2.         Voluntary Recognition Bar.  In today's environment, unions often forego the NLRB election procedures to gain union recognition, and to gain the ability to start collecting union dues.  Instead, unions often try to attempt to get employers to agree to "voluntary" union recognition through a card-check procedure.  Under these procedures, if a union can get authorization cards signed by a majority of eligible employees, it is legal for the employer to recognize the union without a secret ballot NLRB election.  Some unions go to great lengths to coerce employers into agreeing to such measures, through pressure on the employer directly or through petitions to government bodies.  When an employer and union agree to such a measure, it is the employees that come up short due to a lack of free choice in a secret ballot election.                      

            Under the proposed new NLRB rule, employees would be notified when their employer has granted "voluntary recognition" to a union under Section 9(a).  Under current NLRB case law, employees have no right to decertify the union voluntarily recognized until a reasonable period of time has elapsed for the negotiation of a union collective bargaining agreement.  Under the proposed new rule, employees must not only receive notice of the recognition, but also be given a 45-day open period in which to file an election petition with the NLRB for a secret ballot election. 

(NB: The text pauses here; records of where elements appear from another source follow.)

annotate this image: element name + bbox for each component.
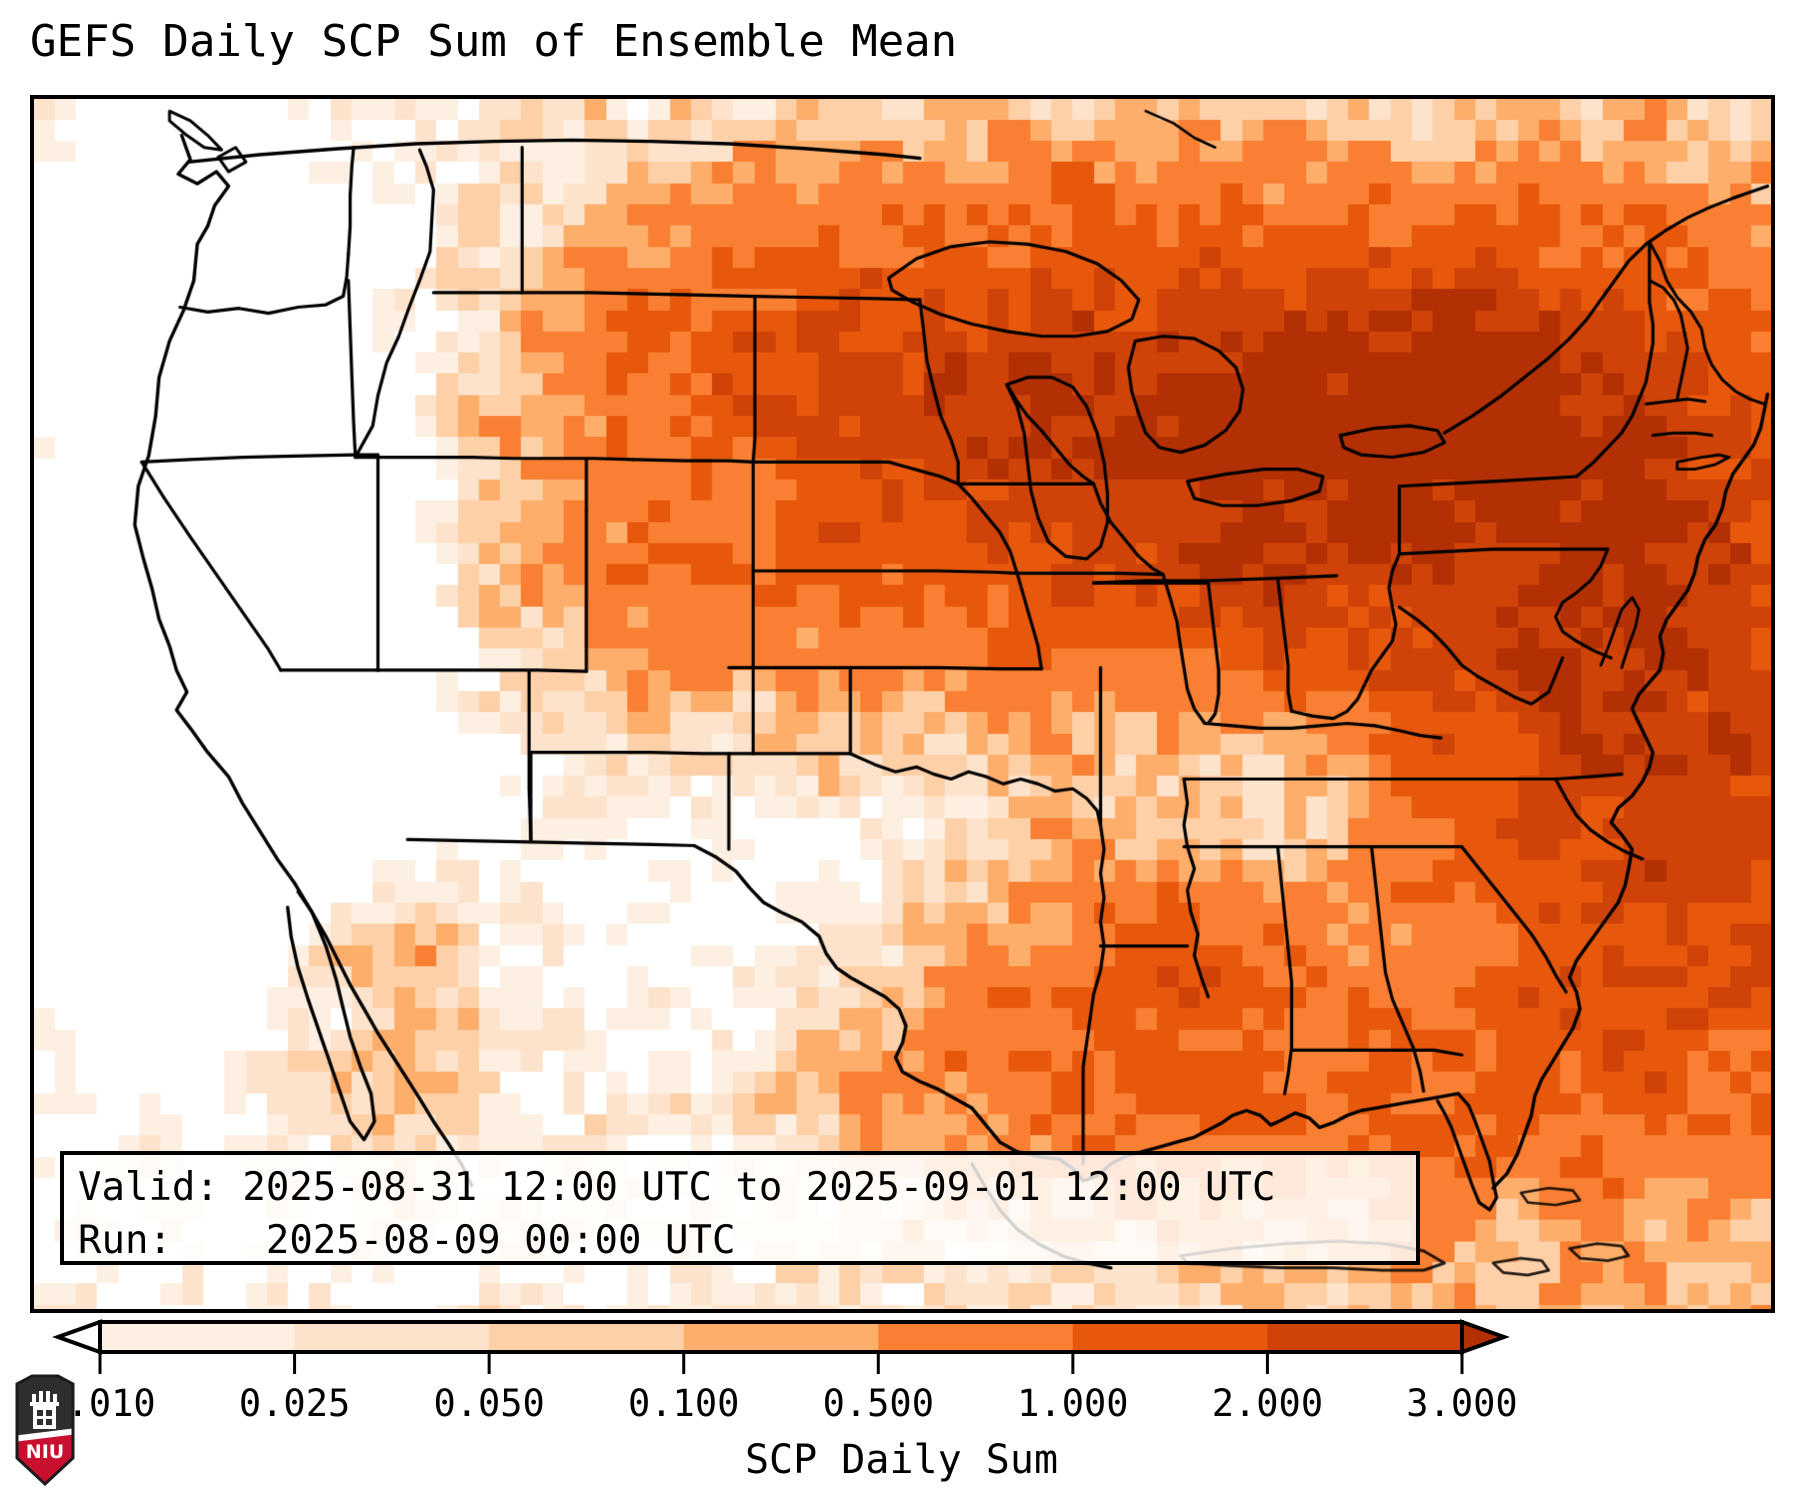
colorbar-tick-label: 1.000 xyxy=(1017,1382,1129,1425)
colorbar-band xyxy=(683,1322,879,1352)
niu-logo: NIU xyxy=(14,1374,76,1487)
niu-logo-text: NIU xyxy=(26,1441,64,1463)
page-title: GEFS Daily SCP Sum of Ensemble Mean xyxy=(30,16,958,67)
colorbar-tick-label: 0.025 xyxy=(238,1382,351,1425)
colorbar-over-arrow xyxy=(1460,1319,1510,1355)
colorbar xyxy=(0,1318,1803,1378)
forecast-info-box: Valid: 2025-08-31 12:00 UTC to 2025-09-0… xyxy=(60,1151,1420,1265)
colorbar-outline xyxy=(98,1320,1464,1354)
map-boundaries-overlay xyxy=(34,99,1771,1309)
colorbar-axis-label: SCP Daily Sum xyxy=(744,1437,1059,1483)
colorbar-band xyxy=(294,1322,490,1352)
colorbar-tick-label: 0.500 xyxy=(822,1382,934,1425)
colorbar-svg xyxy=(52,1319,1510,1374)
colorbar-band xyxy=(1072,1322,1269,1352)
colorbar-tick-label: 3.000 xyxy=(1406,1382,1518,1425)
colorbar-band xyxy=(1267,1322,1463,1352)
colorbar-tick-labels: 0.010 0.025 0.050 0.100 0.500 1.000 2.000 3.000 xyxy=(0,1382,1803,1432)
run-time-line: Run: 2025-08-09 00:00 UTC xyxy=(78,1218,736,1263)
colorbar-band xyxy=(878,1322,1074,1352)
valid-time-line: Valid: 2025-08-31 12:00 UTC to 2025-09-0… xyxy=(78,1165,1276,1210)
colorbar-tick-label: 2.000 xyxy=(1211,1382,1324,1425)
colorbar-under-arrow xyxy=(52,1319,102,1355)
niu-shield-icon: NIU xyxy=(15,1374,75,1487)
map-plot-area xyxy=(30,95,1775,1313)
colorbar-tick-label: 0.050 xyxy=(433,1382,545,1425)
colorbar-band xyxy=(489,1322,685,1352)
colorbar-tick-label: 0.100 xyxy=(628,1382,740,1425)
colorbar-band xyxy=(100,1322,296,1352)
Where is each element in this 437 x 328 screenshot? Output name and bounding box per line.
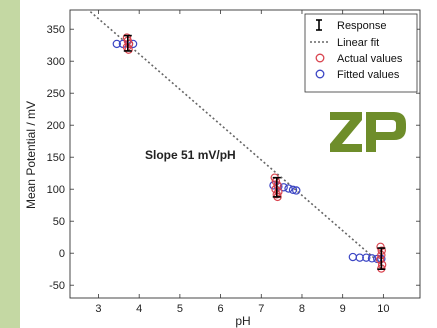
zp-logo <box>330 112 406 152</box>
x-axis-label: pH <box>235 314 250 328</box>
fitted-value-point <box>279 183 288 192</box>
x-tick-label: 8 <box>299 303 305 315</box>
actual-value-point <box>375 255 385 264</box>
legend: Response Linear fit Actual values Fitted… <box>304 13 418 93</box>
actual-value-point <box>377 260 387 269</box>
fitted-value-point <box>288 185 298 195</box>
response-errorbar <box>272 176 281 198</box>
fitted-value-point <box>292 186 301 195</box>
logo-letter-z <box>330 112 362 152</box>
y-tick-label: 350 <box>47 24 65 36</box>
x-tick-label: 3 <box>95 303 101 315</box>
linear-fit-line <box>87 10 384 267</box>
y-tick-label: 150 <box>47 152 65 164</box>
left-decorative-band <box>0 0 20 328</box>
legend-symbol-actual-circle <box>315 53 325 63</box>
y-tick-label: -50 <box>49 280 65 292</box>
legend-label-fitted-values: Fitted values <box>337 69 400 81</box>
linear-fit-layer <box>87 10 384 267</box>
y-axis-label: Mean Potential / mV <box>24 101 38 209</box>
slope-annotation: Slope 51 mV/pH <box>145 148 236 162</box>
fitted-value-point <box>362 253 371 262</box>
legend-symbol-fitted-circle <box>315 69 325 79</box>
legend-symbol-errorbar <box>316 19 322 31</box>
x-tick-label: 6 <box>218 303 224 315</box>
y-tick-label: 100 <box>47 184 65 196</box>
y-tick-label: 50 <box>53 216 65 228</box>
fitted-value-point <box>367 254 377 263</box>
y-tick-label: 250 <box>47 88 65 100</box>
actual-value-point <box>124 45 133 54</box>
errorbar-layer <box>123 34 386 271</box>
legend-label-linear-fit: Linear fit <box>337 37 379 49</box>
actual-value-point <box>271 184 280 194</box>
y-tick-label: 200 <box>47 120 65 132</box>
legend-box <box>304 13 418 93</box>
x-tick-label: 7 <box>258 303 264 315</box>
fitted-value-point <box>284 184 293 193</box>
y-tick-label: 300 <box>47 56 65 68</box>
actual-value-point <box>376 242 385 251</box>
response-errorbar <box>123 34 132 52</box>
legend-label-response: Response <box>337 20 387 32</box>
fitted-value-point <box>112 39 122 49</box>
y-tick-label: 0 <box>59 248 65 260</box>
response-errorbar <box>377 247 386 271</box>
legend-label-actual-values: Actual values <box>337 53 403 65</box>
x-tick-label: 9 <box>340 303 346 315</box>
x-tick-label: 4 <box>136 303 142 315</box>
x-tick-label: 5 <box>177 303 183 315</box>
fitted-value-point <box>355 253 364 262</box>
logo-letter-p <box>366 112 406 152</box>
x-tick-label: 10 <box>377 303 389 315</box>
fitted-value-point <box>274 182 283 191</box>
axis-ticks: 3 4 5 6 7 8 9 10 -50 0 50 100 150 200 250 300 350 <box>47 10 420 315</box>
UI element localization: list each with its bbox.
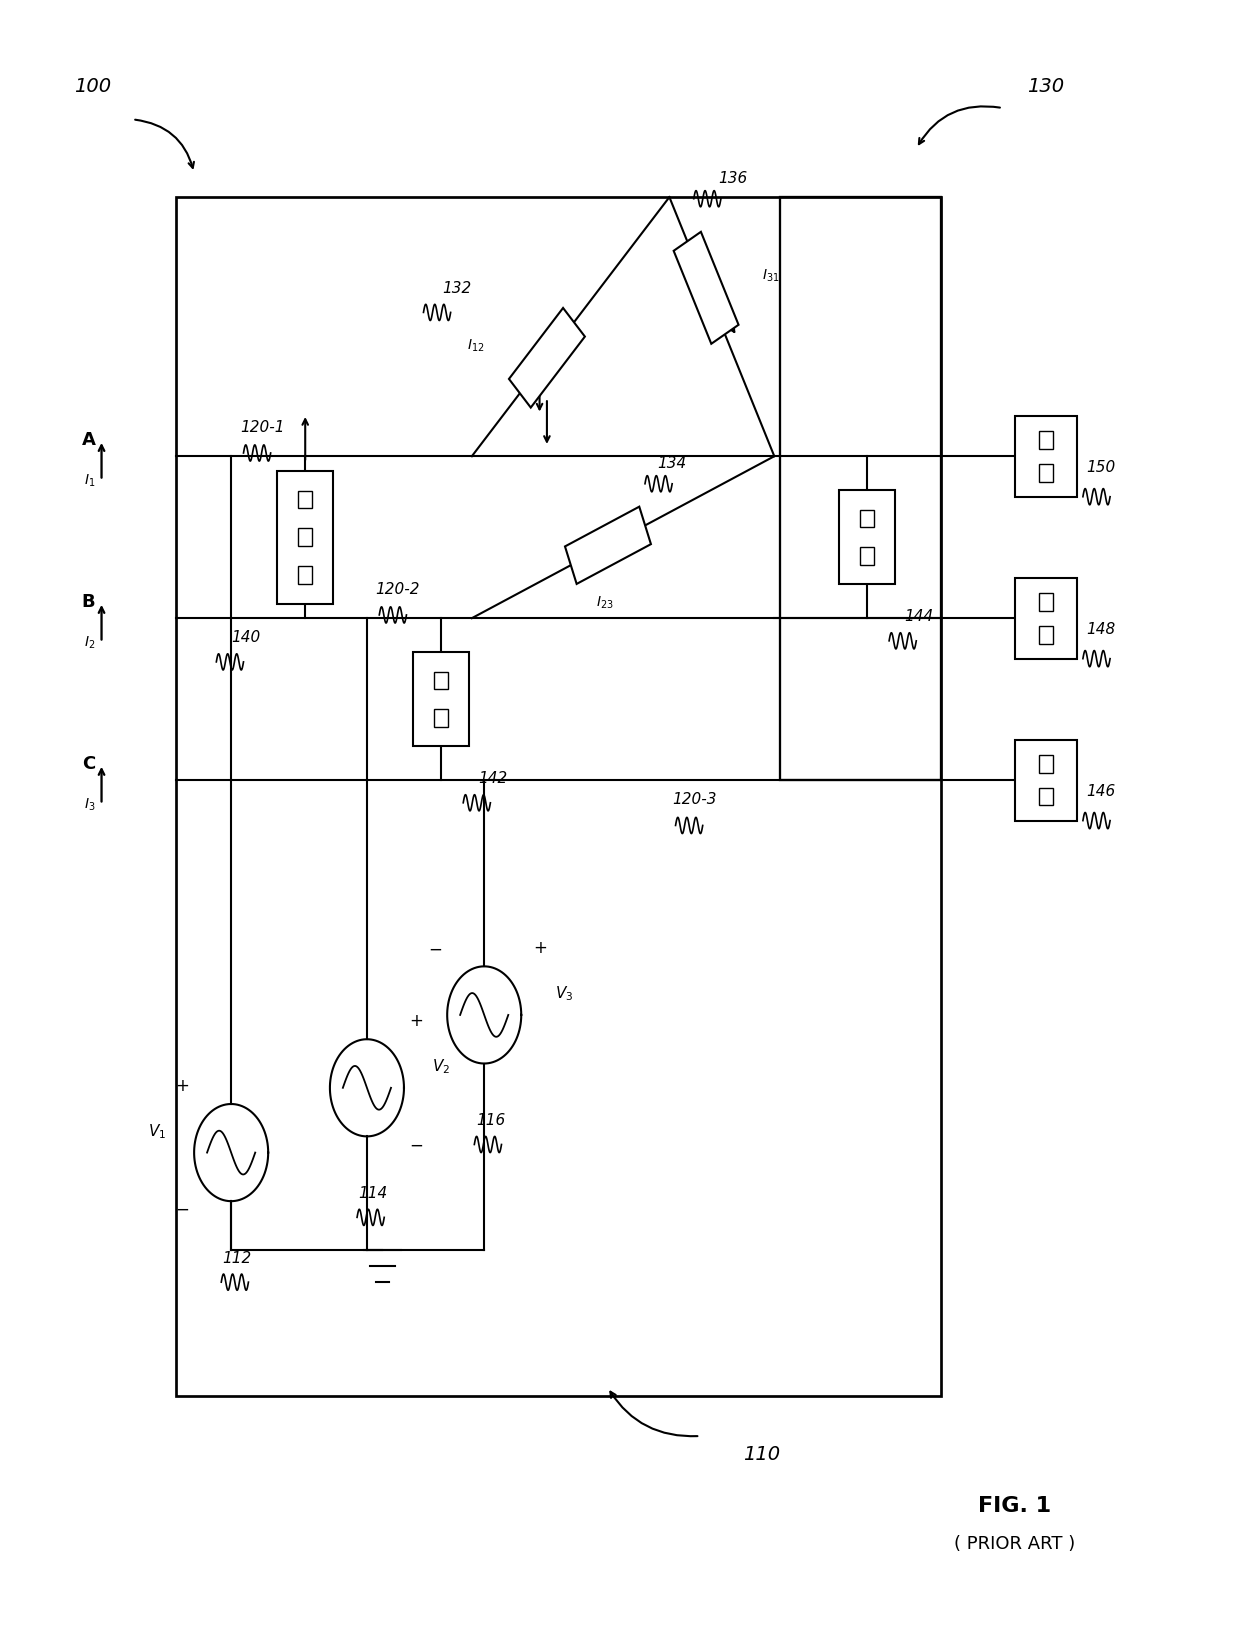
Text: 112: 112 [223, 1251, 252, 1266]
Polygon shape [565, 507, 651, 583]
Text: B: B [82, 593, 95, 611]
Text: $V_2$: $V_2$ [432, 1058, 450, 1076]
Bar [299, 566, 312, 583]
Text: $I_{23}$: $I_{23}$ [595, 595, 614, 611]
Text: 144: 144 [904, 609, 934, 624]
Text: +: + [409, 1012, 423, 1030]
Polygon shape [508, 309, 585, 408]
Bar [434, 708, 448, 726]
Text: 120-3: 120-3 [672, 793, 717, 808]
Text: 120-1: 120-1 [239, 419, 284, 436]
Text: 136: 136 [718, 171, 748, 185]
Text: 148: 148 [1086, 622, 1116, 637]
Bar [299, 491, 312, 509]
Bar [861, 548, 874, 565]
Text: 100: 100 [74, 76, 112, 96]
Text: $I_2$: $I_2$ [84, 634, 95, 650]
Text: C: C [82, 756, 95, 773]
Text: 142: 142 [479, 772, 507, 786]
Text: +: + [175, 1077, 188, 1095]
Text: $I_3$: $I_3$ [84, 796, 95, 812]
Bar [1016, 739, 1076, 821]
Text: $-$: $-$ [175, 1201, 188, 1219]
Bar [1016, 416, 1076, 497]
Text: 140: 140 [231, 630, 260, 645]
Polygon shape [673, 232, 739, 344]
Bar [1039, 593, 1053, 611]
Bar [278, 471, 334, 603]
Text: $I_1$: $I_1$ [84, 473, 95, 489]
Text: $-$: $-$ [428, 939, 441, 957]
Text: A: A [82, 431, 95, 448]
Text: FIG. 1: FIG. 1 [978, 1497, 1052, 1516]
Bar [176, 197, 941, 1396]
Bar [1039, 626, 1053, 644]
Bar [1039, 463, 1053, 481]
Text: 120-2: 120-2 [376, 582, 420, 596]
Text: $-$: $-$ [409, 1136, 423, 1154]
Bar [1039, 754, 1053, 772]
Text: 130: 130 [1028, 76, 1064, 96]
Text: $V_3$: $V_3$ [556, 985, 574, 1003]
Text: 150: 150 [1086, 460, 1116, 476]
Text: 114: 114 [358, 1186, 388, 1201]
Text: $I_{12}$: $I_{12}$ [466, 338, 484, 354]
Text: +: + [533, 939, 547, 957]
Bar [434, 671, 448, 689]
Bar [1016, 577, 1076, 658]
Text: $I_{31}$: $I_{31}$ [761, 268, 779, 284]
Text: 134: 134 [657, 455, 687, 471]
Bar [299, 528, 312, 546]
Bar [413, 652, 469, 746]
Text: $V_1$: $V_1$ [148, 1123, 166, 1141]
Text: 132: 132 [441, 281, 471, 296]
Text: 146: 146 [1086, 785, 1116, 800]
Text: 110: 110 [744, 1445, 780, 1464]
Text: 116: 116 [476, 1113, 505, 1128]
Bar [780, 197, 941, 780]
Bar [839, 491, 895, 583]
Text: ( PRIOR ART ): ( PRIOR ART ) [955, 1536, 1075, 1554]
Bar [1039, 788, 1053, 806]
Bar [861, 510, 874, 528]
Bar [1039, 431, 1053, 448]
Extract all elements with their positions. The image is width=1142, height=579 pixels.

3.         Section 9(a) Recognition in the Construction Industry.  There is a special rule in the construction industry known as the Construction Industry Proviso, which allows employers and union employers to "voluntarily" recognize unions without an election or even a card-check under Section 8(f).  This provision is unique to construction because of some special history there.  However, an election petition for decertification can be filed at any time under such a Section 8(f) relationship.  The unions often attempt to convert Section 8(f) relationships to Section 9(a) relationships, which can bar secret ballot election petitions by the NLRB during the term of a collective bargaining agreement.  But unions quickly found a way to get around the Section 8(f) requirements, by putting in tricky contract language converting a relationship to a Section 9(a) relationship.  Under the new proposed NLRB rule, to convert a Section 8(f) relationship into a Section 9(a) relationship, there would actually have to be positive evidence of majority employee support for union representation rather than tricky union contract language alone.

Another area the NLRB hopes to address in the near future concerns revisions to the NLRB's quickie election rule.